Since then, I’ve continued on my journey of trying to find the right person to help with my  “pain in the arm.”  Through a series of referrals and meetings with additional medical professionals, I had several overlapping diagnoses and found myself in the office of a physical therapist.  Her first response for our treatment plan was that I needed to work on my breathing and on my left hamstring.  Of course, at that point I longed for the simplicity of the pills and the shot, but recalled the futility of that effort.  I gave her some time to explain herself and had another  “aha” moment, which reminded me of a few more transferrable lessons:


  1. When a client arrives in the office of a lawyer, accountant or private wealth advisor, the client often doesn’t know the source of his  “pain” and what he really needs.  It’s the advisor's job to look at the whole client and make the connections. 
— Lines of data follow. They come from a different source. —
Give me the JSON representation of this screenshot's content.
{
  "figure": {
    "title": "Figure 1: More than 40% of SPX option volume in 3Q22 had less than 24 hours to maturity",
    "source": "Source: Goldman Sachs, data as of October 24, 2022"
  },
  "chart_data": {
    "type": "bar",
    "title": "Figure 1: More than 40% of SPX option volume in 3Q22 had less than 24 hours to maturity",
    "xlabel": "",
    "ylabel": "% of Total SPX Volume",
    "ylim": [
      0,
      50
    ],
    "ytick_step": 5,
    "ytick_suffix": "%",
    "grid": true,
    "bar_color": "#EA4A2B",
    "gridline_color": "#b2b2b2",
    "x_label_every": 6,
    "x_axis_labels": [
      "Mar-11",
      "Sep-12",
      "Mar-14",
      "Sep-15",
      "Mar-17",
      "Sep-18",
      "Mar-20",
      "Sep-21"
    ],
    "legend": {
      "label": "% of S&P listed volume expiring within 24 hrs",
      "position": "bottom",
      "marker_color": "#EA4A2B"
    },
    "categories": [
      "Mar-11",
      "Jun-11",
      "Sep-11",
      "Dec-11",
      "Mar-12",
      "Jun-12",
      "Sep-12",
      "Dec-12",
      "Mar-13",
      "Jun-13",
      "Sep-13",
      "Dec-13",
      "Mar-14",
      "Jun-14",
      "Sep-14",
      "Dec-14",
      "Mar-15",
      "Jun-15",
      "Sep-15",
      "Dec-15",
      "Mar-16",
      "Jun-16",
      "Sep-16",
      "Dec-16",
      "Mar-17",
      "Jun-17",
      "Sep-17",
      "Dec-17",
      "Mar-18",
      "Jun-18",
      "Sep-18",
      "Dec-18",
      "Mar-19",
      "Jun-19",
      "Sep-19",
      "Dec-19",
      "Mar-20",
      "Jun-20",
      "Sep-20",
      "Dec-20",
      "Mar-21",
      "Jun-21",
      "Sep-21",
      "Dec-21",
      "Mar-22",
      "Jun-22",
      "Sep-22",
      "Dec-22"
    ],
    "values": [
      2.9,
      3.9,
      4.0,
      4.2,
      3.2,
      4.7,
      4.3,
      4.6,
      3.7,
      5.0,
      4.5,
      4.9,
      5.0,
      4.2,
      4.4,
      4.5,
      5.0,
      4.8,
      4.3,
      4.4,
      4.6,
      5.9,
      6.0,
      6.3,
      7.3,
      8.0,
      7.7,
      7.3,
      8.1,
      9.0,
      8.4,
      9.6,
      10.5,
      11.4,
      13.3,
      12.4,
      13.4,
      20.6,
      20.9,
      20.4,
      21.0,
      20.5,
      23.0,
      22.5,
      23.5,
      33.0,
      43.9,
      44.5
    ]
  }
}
  2. The client and his family are complex systems. Merely identifying and treating one issue often will fall short of what they’re truly seeking.  I was fortunate to find someone who had the confidence to point me beyond the stated issue, and I’ve now been making real progress.  I’ve even moved beyond  “breathing” to directly addressing movement of my arm and other contributing factors.  As a  “client”—whether seeking medical help or private wealth advice—I know that it’s ultimately my responsibility to find the right person(s) to help me.  And to remain open until I do so.
  3. Like private wealth clients, we should deal with the  “pain” before it gets to a critical stage.  But we’re all human, after all.


Patricia Angus, JD, MIA, TEP, is the founder and CEO of Angus Advisory Group LLC, a philanthropy and family governance consulting and educational firm.